“Stelle, stelle de Natale lumanatece la vija/Lumenatece la ciòcca pe ttené la pace ncore”
di Luigi Ciavarella
Ha per titolo “Natale, vinte, vinte” (Natale 2020, ndr) la poesia che quest’anno Antonio Villani rivolge a questa strano Natale che ci apprestiamo a celebrare. Una festività in cui ciascuno vi troverà motivo per riflettere, per interrogarsi sul presente e guardare al futuro o per ricordare, come sovente avviene in questi casi, quei momenti in cui lo spirito del Natale era di tutt’altro tenore. Nell’annus horribilis della pandemia tutto cambia, viene limitato, regolato per legge, persino stravolto nella sua percezione più intima. Credo che un confronto col passato sia possibile soltanto se riconducibile ai tempi di guerra. Infatti è come se lo fossimo: si avverte tutta la fragilità degli anziani, dei malati, i loro timori, i disagi anche se in questa folle banderuola siamo tutti possibili bersagli.
Ed ecco allora che il poeta immagina il suo Natale come sarebbe stato se Gesù Bambino fosse nato oggi, sulla scena del Presepio flagellato dagli effetti del contagio da Covid. Lu Bambinedde fridde e sule, avrebbe avuto le sembianze del bambino siriano nato tra le macerie del suo paese distrutto dalle bombe oppure del piccolo migrante nato su un barcone o, se si preferisce, nel gelo di una tendopoli in qualche angolo del nostro mondo. Nulla cambia nella geografia del dolore. Sono i Gesù Bambino di oggi di cui il mondo, opulento e distratto, non guarda mai. Dove persino l’accoglienza trova barriere invalicabile da quest’altra parte del mondo. Il senso della Natività è tutta in questi confini rigidi invalicabili, tra una sofferenza palpabile, reale, e un bisogno di umanità che spesso latita nel cuore degli uomini.
Il Natale di Antonio Villani è una rappresentazione della tradizione trasformata e aggiornata ai tempi nostri, con tutti i rituali della festività che nonostante tutto resistono e accompagnano la bellezza rassicurante della nostra tradizione (Pastastalle, Rusunèlle /Nastasia pan’è pizza) con immutato calore.
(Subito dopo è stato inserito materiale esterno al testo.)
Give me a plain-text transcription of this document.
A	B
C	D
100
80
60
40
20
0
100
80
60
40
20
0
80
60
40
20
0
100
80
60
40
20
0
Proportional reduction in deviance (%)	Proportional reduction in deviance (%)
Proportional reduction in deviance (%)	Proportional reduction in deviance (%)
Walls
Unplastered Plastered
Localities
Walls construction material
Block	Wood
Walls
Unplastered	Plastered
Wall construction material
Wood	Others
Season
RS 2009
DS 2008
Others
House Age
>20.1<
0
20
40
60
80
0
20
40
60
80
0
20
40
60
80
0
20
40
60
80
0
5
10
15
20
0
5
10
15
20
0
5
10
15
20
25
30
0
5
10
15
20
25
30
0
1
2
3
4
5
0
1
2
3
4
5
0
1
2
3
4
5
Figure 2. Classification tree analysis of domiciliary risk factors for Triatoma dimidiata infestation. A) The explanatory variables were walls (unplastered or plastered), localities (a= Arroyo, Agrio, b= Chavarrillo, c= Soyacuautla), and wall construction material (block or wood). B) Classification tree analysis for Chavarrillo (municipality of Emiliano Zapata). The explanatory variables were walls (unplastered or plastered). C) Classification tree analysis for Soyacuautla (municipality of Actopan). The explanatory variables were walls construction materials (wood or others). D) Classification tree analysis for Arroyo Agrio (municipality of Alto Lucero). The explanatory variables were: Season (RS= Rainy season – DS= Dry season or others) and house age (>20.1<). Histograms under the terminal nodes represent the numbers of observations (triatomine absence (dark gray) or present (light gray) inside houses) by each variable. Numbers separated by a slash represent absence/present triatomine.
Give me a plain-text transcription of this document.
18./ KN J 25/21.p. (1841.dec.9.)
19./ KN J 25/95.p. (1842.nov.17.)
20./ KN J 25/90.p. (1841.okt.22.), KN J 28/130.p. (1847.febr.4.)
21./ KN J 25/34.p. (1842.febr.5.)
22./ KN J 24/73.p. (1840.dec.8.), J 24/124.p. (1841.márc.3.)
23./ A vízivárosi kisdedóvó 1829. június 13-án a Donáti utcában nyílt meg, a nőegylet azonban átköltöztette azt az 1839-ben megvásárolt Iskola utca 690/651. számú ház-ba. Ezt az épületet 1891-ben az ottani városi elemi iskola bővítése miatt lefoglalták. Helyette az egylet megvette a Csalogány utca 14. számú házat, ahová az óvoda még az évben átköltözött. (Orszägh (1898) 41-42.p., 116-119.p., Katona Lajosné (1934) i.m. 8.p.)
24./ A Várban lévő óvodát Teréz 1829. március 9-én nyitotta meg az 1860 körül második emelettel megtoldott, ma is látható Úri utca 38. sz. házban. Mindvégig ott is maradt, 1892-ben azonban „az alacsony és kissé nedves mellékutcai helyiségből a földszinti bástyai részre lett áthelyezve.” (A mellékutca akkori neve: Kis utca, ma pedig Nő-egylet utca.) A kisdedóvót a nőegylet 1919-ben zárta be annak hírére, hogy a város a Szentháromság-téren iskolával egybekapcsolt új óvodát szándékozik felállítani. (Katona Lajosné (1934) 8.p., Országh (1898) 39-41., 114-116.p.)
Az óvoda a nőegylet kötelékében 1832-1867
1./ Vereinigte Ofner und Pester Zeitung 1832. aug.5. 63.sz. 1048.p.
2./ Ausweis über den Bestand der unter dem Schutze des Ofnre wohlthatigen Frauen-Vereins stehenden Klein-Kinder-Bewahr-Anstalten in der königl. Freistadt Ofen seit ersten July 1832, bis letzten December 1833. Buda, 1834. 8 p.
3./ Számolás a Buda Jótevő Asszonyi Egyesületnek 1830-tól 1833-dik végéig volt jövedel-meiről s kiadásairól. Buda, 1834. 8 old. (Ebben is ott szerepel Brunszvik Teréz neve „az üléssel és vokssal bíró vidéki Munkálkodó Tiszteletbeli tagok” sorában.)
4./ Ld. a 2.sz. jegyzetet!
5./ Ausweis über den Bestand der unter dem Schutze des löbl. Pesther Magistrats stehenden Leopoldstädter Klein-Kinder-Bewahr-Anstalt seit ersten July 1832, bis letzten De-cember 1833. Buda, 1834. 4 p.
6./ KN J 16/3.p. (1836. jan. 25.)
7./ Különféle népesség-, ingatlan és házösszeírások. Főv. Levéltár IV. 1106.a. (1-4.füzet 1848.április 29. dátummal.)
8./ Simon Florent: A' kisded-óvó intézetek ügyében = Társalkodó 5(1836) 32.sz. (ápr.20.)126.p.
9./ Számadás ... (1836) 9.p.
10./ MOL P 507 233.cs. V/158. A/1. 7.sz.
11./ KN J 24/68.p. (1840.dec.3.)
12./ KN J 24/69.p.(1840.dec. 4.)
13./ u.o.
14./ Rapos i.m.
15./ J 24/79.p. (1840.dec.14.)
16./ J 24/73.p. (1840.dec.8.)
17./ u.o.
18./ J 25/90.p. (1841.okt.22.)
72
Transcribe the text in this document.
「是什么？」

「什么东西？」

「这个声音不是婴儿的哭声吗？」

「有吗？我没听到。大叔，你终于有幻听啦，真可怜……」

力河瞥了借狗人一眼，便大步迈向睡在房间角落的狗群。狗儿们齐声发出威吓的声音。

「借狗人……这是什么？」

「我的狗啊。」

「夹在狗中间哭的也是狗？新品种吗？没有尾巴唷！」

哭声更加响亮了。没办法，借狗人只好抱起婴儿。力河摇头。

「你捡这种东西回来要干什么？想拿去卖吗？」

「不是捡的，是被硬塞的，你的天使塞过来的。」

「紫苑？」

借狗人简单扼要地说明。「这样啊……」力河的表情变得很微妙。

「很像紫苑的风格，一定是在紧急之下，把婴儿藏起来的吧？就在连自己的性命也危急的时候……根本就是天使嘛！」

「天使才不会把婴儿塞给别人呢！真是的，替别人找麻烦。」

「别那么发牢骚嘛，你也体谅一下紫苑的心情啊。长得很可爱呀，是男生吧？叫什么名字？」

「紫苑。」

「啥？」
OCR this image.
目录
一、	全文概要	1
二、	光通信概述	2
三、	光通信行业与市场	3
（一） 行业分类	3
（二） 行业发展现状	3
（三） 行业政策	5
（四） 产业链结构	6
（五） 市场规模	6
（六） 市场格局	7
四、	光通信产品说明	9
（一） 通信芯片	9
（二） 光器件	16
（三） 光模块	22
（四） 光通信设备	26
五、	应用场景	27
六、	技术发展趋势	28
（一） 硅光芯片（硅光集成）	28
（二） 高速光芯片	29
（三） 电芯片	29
Vi troviamo anche li cumpagne dell’oriente che per allusione immaginiamo siano i cinesi da cui partì il contagio, la trasmissione del virus; ma la bellezza del testo è tutta contenuta nella supplica che egli rivolge agli astri più luminosi: “Stelle, stelle de Natale lumanatece la vija/Lumenatece la ciòcca pe ttené la pace ncore”., affinché illuminino i cuori e la mente degli uomini di buona volontà.
Il testo è diventato anche una canzone musicalmente composta ed interpretata dal cantautore Ciro Iannacone a cui ci ritorneremo perché vi sono molti spunti interessanti.